I can kind of get closer to what I want if I enter in the values decreasing and set "right" to True...
np.digitize(my_series, bins= [3,2,1], right=True)
> [3, 2, 2, 1, 1, 1]
but then I'll have to think of a way of basically methodically reversing the lowest number assignment (1) with the highest number assignment (3). It's simple when there are just 3 bins, but will get hairier when the number of bins get longer..there must be a more elegant way of doing all this.
回答1:
We can simply use np.digitize
with its right
option set as True
to get the indices and then to extract the corresponding elements off bins
, bring in np.take
, like so -
np.take(bins,np.digitize(a,bins,right=True))
回答2:
I believe np.searchsorted will do what you want:
Find the indices into a sorted array
a
such that, if the corresponding elements inv
were inserted before the indices, the order of a would be preserved.

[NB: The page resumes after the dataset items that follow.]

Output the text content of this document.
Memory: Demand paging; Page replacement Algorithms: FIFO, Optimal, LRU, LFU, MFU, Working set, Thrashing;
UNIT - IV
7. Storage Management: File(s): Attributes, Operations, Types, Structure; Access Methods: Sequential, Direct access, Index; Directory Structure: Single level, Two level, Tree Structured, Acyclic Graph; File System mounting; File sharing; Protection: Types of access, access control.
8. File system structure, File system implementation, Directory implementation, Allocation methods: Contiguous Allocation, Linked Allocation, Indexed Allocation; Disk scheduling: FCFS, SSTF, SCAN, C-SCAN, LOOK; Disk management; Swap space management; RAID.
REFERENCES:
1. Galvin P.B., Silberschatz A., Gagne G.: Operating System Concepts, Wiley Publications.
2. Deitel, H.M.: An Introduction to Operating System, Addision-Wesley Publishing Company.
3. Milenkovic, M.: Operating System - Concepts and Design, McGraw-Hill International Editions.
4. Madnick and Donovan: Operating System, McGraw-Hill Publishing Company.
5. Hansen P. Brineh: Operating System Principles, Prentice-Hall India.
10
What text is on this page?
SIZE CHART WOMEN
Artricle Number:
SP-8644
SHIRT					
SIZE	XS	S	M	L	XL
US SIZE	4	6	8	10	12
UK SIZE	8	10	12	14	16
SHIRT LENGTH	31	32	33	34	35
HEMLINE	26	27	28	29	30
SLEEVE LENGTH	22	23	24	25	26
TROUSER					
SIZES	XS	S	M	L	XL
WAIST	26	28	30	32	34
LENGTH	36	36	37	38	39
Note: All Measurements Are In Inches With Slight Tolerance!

In [1]: my_series = [1, 1.5, 2, 2.3, 2.6, 3]
In [2]: bins = [1,2,3]
In [3]: import numpy as np
In [4]: [bins[k] for k in np.searchsorted(bins, my_series)]
Out[4]: [1, 2, 2, 3, 3, 3]
(As of numpy 1.10.0, digitize
is implemented in terms of searchsorted
.)
回答3:
Another way would be:
In [25]: def find_nearest(array,value):
...: idx = (np.abs(array-np.ceil(value))).argmin()
...: return array[idx]
...:
In [26]: my_series = np.array([ 1, 1.5, 2, 2.3, 2.6, 3])
In [27]: bins = [1, 2, 3]
In [28]: [find_nearest(bins, x) for x in my_series]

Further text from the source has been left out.